Review of "Mesos: A Platform for Fine-Grained Resource Sharing in the Data Center"
Mesos, often referred as the operating system for data centers, is a platform for sharing commodity clusters between multiple diverse cluster computing frameworks such as Hadoop and MPI which can achieve near optimal data locality when sharing the cluster among diverse frameworks, and can scale out to 50,000 (emulated) nodes and be resilient.
Mesos acts as another abstraction level of computation power. Instead of having the framework schedulers send tasks to the physical machines, Mesos takes over the task and distributes it to machines. By doing this, Mesos can do optimization on task distribution and flexibly scale different computations according to different needs.
A Mesos framework is a distributed system that has a scheduler, like an app of the cluster. The resource allocation mechanism works like this. First, Mesos has the total knowledge of all the hardware resources of the cluster, through a registration process. When a new framework needs to run, Mesos takes a look at the resource pool, selects a resource and offer to the framework, the framework can reject this offer or accept it. (The key reason why Mesos doesn't allow frameworks to specify resource requirements is to keep Mesos simple but still capable of supporting arbitrarily complex resource constraints, but this might bring efficiency problems, because a framework might need to wait for a lot of time to get the required resources. Mesos solves this through a filters optimization, which is like a hint to Mesos what resource will be accepted.) Resource allocation is delegated to a pluggable allocation module, so that it can be tailored for different needs and evolve separately. Similar to allocation, resource isolation is also pluggable, currently it isolates resource through OS container technologies like Linux Containers and Solaris Projects.
Fault Tolerance of Mesos is achieved by hot standby master replications with ZooKeeper. And node failures is propagated to the specific framework for them to react. Schedulers can also register an alternative schedulers, so that it can be notified after the main scheduler failed.
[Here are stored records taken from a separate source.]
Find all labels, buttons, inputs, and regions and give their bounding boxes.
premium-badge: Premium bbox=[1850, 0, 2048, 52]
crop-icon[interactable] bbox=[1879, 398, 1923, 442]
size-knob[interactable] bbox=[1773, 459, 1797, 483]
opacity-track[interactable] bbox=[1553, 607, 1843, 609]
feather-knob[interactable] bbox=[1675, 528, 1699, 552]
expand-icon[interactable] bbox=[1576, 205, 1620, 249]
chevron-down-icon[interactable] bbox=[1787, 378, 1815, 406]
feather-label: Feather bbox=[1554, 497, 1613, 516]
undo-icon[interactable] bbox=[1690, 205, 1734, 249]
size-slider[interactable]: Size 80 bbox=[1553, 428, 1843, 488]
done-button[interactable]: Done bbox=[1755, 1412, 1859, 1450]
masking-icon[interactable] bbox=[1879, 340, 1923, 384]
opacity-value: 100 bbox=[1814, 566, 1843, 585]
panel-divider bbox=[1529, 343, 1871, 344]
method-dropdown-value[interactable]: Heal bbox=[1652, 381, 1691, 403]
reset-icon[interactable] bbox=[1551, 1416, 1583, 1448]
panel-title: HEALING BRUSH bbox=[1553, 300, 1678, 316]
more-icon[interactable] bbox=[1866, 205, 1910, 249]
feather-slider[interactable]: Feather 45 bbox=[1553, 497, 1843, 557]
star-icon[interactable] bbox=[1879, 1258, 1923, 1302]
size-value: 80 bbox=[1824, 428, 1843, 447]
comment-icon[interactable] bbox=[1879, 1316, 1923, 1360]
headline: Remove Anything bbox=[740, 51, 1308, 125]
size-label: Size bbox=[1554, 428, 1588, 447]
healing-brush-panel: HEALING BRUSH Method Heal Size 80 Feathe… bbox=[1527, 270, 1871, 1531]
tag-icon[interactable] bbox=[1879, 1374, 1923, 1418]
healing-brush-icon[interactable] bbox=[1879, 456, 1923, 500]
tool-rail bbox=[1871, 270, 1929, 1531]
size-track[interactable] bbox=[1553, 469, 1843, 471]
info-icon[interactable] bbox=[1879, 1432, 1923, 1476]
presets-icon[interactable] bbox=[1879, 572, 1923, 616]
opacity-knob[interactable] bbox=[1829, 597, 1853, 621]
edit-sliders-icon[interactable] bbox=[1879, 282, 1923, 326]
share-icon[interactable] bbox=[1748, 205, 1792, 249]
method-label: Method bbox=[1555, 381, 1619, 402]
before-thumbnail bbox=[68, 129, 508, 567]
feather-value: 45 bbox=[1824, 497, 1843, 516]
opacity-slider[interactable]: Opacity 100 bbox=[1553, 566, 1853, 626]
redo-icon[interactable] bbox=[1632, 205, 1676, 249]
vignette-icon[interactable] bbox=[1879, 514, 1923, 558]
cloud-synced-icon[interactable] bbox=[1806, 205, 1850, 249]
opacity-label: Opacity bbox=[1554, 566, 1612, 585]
Mesos is written in about 10,000 lines of C++, built on top of libprocess which provides actor-based concurrency model using efficient asynchronous I/O mechanism (epoll, kqueue, etc). And ZooKeeper is used to perform leader election. One thing to note is that Mesos also enables the creation of a Spark which is known for efficiency thanks to Mesos.
Will this paper be influential in 10 years? I think so. As more and more distributed systems coming out, there's a need to have an OS to manage all of the different resources. Mesos, with its simplicity and efficiency and the rich ecosystem – Spark, Marathon, Cronos, etc. will certainly benefit the industry in the long run.